The symphony is split into three parts, which not only different from each other, but each consist of heterogenous material as well. It opens with a prelude, "Song of Peace" where the bells and childrens choir are presented, though at restrained dynamics. The first movement, "Heaven", alternates between Chinese dance rhythms and vocal techniques and the Western symphonic tradition. It includes an outright quotation of Beethoven's Symphony No. 9. The last movement, "Mankind" is quite similar with its line on cello and bass instruments and the accompaniment of the children's choir. It ends with a repeat of the "Song of Peace" but with much bolder dynamics and
But it is the second movement of the symphony which forms the core of the work and which is the least gimmicky. "Earth (Yi3)" is an expanion of the composer's earlier piece Yi1. While that was a concerto for cello, this second movement adds bells. In four sections, its writing is meditative and at times angular, and the cello writing is remarkably virtuoso.
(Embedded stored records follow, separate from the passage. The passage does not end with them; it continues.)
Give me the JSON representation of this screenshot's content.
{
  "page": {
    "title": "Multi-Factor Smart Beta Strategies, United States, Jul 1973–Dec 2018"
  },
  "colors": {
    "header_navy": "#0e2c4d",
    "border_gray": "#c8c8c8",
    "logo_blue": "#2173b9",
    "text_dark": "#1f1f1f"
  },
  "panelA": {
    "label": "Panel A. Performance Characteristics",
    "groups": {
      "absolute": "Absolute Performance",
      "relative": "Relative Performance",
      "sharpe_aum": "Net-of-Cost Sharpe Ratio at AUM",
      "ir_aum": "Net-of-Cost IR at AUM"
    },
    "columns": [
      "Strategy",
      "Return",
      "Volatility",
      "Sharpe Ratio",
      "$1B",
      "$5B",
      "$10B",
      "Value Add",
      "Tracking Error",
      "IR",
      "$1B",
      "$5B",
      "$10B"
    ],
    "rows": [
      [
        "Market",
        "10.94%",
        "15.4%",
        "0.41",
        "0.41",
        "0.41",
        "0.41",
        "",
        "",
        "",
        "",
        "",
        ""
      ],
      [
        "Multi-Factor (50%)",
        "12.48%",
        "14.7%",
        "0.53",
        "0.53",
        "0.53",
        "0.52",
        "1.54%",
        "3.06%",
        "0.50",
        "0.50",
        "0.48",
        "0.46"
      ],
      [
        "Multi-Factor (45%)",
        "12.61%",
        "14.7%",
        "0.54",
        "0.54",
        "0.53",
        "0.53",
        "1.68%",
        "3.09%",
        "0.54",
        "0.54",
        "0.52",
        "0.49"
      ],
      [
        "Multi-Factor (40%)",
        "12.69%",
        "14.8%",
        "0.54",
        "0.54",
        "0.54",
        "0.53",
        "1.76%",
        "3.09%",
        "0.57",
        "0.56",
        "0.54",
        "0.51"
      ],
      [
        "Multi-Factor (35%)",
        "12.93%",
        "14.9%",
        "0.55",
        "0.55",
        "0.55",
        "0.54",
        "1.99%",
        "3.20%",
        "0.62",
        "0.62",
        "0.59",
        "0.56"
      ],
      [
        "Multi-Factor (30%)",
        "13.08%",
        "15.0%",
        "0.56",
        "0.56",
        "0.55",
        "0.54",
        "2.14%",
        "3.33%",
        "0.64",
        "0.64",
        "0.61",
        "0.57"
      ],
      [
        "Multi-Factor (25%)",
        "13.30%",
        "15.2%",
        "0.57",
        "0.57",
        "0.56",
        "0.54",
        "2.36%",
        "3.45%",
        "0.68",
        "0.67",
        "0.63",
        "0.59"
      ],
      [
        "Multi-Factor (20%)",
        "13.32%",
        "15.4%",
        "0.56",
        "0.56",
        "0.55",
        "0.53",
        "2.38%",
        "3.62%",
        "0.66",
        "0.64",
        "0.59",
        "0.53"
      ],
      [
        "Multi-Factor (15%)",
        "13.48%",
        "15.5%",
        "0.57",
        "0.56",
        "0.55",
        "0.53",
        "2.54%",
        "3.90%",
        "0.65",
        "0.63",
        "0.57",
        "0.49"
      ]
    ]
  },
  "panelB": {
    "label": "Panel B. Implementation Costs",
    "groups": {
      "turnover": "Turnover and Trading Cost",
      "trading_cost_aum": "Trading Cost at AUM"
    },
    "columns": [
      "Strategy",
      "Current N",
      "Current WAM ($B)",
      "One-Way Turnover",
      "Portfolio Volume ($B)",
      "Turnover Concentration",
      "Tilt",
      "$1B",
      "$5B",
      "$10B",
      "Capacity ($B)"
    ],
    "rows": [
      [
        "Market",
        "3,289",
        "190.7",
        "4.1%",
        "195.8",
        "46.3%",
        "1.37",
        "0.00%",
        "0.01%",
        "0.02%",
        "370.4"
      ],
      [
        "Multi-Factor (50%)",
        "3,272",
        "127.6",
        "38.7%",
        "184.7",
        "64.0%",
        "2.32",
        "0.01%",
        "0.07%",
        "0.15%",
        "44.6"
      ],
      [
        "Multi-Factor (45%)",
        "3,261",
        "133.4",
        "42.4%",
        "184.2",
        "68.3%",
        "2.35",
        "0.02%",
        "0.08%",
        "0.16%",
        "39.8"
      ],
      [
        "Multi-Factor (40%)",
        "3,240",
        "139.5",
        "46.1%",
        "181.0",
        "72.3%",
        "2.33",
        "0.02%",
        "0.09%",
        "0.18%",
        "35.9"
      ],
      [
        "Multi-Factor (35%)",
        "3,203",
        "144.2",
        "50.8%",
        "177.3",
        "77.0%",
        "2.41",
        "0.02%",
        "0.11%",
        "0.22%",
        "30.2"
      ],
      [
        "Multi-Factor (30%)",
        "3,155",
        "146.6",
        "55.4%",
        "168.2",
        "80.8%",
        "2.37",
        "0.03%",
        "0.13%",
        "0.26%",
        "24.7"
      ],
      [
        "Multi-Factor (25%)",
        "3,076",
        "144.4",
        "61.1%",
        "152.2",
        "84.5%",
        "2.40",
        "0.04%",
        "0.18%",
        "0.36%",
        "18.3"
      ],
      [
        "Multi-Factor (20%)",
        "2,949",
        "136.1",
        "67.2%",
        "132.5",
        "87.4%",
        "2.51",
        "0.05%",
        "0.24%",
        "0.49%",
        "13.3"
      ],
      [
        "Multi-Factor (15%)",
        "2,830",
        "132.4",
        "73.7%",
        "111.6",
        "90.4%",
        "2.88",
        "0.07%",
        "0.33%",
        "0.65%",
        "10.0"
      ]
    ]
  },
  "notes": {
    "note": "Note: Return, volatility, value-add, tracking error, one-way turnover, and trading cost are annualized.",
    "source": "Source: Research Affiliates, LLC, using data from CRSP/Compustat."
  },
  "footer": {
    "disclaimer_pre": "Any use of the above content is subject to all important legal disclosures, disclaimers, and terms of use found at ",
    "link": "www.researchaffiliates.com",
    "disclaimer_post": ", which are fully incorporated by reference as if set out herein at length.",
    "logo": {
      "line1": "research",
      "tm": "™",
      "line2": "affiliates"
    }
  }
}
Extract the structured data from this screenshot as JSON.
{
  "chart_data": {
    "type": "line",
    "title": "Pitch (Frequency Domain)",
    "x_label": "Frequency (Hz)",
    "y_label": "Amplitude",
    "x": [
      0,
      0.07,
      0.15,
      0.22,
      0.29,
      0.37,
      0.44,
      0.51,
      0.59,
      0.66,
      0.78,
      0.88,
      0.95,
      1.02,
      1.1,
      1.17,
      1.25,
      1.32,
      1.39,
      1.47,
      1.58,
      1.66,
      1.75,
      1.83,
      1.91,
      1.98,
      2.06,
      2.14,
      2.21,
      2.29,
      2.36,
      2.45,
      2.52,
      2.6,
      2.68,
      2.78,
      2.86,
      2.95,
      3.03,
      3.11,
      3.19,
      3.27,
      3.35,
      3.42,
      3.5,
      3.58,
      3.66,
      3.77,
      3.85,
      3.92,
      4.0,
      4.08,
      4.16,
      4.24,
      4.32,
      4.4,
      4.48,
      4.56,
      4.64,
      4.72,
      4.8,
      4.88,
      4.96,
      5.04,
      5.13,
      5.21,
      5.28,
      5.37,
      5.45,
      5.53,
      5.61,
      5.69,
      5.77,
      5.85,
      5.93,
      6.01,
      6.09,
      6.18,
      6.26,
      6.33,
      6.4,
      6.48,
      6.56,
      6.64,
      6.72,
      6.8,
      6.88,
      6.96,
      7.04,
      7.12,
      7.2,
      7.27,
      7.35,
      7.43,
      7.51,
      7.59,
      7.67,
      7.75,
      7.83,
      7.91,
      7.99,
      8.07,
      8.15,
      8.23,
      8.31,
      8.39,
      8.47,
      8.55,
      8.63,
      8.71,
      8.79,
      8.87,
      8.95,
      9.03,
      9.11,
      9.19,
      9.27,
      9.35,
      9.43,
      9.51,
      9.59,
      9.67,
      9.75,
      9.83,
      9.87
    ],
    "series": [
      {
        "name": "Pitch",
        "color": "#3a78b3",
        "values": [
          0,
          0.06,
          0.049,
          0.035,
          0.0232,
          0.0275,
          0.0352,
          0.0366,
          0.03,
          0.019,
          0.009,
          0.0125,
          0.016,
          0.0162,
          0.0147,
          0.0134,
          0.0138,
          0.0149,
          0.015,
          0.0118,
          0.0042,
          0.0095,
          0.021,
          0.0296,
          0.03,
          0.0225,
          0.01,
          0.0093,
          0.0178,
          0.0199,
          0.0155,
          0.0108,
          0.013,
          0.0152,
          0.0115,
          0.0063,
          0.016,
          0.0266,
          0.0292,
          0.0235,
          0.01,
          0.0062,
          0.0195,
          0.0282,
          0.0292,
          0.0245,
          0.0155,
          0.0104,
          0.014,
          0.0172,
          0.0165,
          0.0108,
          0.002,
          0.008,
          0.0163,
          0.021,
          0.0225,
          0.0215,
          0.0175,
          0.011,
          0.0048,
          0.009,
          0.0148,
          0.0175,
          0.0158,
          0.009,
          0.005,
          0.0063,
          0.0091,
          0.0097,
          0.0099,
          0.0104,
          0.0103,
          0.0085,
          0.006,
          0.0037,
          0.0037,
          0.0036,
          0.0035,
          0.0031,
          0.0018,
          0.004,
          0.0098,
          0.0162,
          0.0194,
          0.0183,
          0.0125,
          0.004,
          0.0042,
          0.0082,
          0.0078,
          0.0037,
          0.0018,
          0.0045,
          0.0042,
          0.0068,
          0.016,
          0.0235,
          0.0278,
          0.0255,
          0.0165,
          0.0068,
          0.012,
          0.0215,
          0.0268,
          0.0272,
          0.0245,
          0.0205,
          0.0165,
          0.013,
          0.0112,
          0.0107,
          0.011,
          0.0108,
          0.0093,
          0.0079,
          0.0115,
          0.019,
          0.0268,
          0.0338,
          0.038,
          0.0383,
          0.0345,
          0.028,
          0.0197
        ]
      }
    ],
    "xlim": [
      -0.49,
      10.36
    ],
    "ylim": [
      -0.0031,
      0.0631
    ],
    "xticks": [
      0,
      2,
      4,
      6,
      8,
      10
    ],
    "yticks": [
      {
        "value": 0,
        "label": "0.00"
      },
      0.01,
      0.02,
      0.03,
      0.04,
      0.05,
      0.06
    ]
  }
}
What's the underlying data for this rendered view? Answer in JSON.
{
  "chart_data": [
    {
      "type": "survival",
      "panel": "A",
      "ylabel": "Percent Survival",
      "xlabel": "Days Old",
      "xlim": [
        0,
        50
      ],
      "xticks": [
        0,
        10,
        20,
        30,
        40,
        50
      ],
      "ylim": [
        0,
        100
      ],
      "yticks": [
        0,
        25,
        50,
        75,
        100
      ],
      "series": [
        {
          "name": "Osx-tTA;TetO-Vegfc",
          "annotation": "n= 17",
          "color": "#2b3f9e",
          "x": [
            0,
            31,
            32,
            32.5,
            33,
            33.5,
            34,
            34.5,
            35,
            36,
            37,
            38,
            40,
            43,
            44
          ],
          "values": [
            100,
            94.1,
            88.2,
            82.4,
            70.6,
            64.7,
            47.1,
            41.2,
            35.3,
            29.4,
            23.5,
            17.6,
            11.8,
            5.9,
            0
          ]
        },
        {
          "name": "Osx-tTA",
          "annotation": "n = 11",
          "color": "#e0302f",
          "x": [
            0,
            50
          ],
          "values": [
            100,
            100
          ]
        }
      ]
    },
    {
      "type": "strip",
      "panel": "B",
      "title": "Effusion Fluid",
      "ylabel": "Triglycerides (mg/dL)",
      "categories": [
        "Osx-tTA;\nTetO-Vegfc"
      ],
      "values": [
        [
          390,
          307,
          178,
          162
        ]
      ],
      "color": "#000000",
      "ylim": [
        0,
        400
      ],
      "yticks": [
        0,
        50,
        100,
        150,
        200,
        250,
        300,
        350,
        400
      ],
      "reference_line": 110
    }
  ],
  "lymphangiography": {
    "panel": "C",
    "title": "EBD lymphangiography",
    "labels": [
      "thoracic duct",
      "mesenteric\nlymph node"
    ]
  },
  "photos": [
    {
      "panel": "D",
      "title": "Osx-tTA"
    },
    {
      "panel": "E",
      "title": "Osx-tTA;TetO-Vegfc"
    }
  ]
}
The bells add little to the piece, at least in this recording, but there's more than enough here to fascinate the listener, and indeed one notices neat little details at every hearing.
If you don't know Tan Dun's work but want to check it out, avoiding world-music crossover gimmickry can be difficult, since so much of his music is written for popular consumption. If you are looking for uncompromising art music, the WATER PASSION (on Sony) and the highly entertaining and thought-provoking THE MAP (a DVD on Deutsche Grammophon) are worth seeking out. Come to the SYMPHONY 1997 to hear his cello concerto after you've already begun building a collection."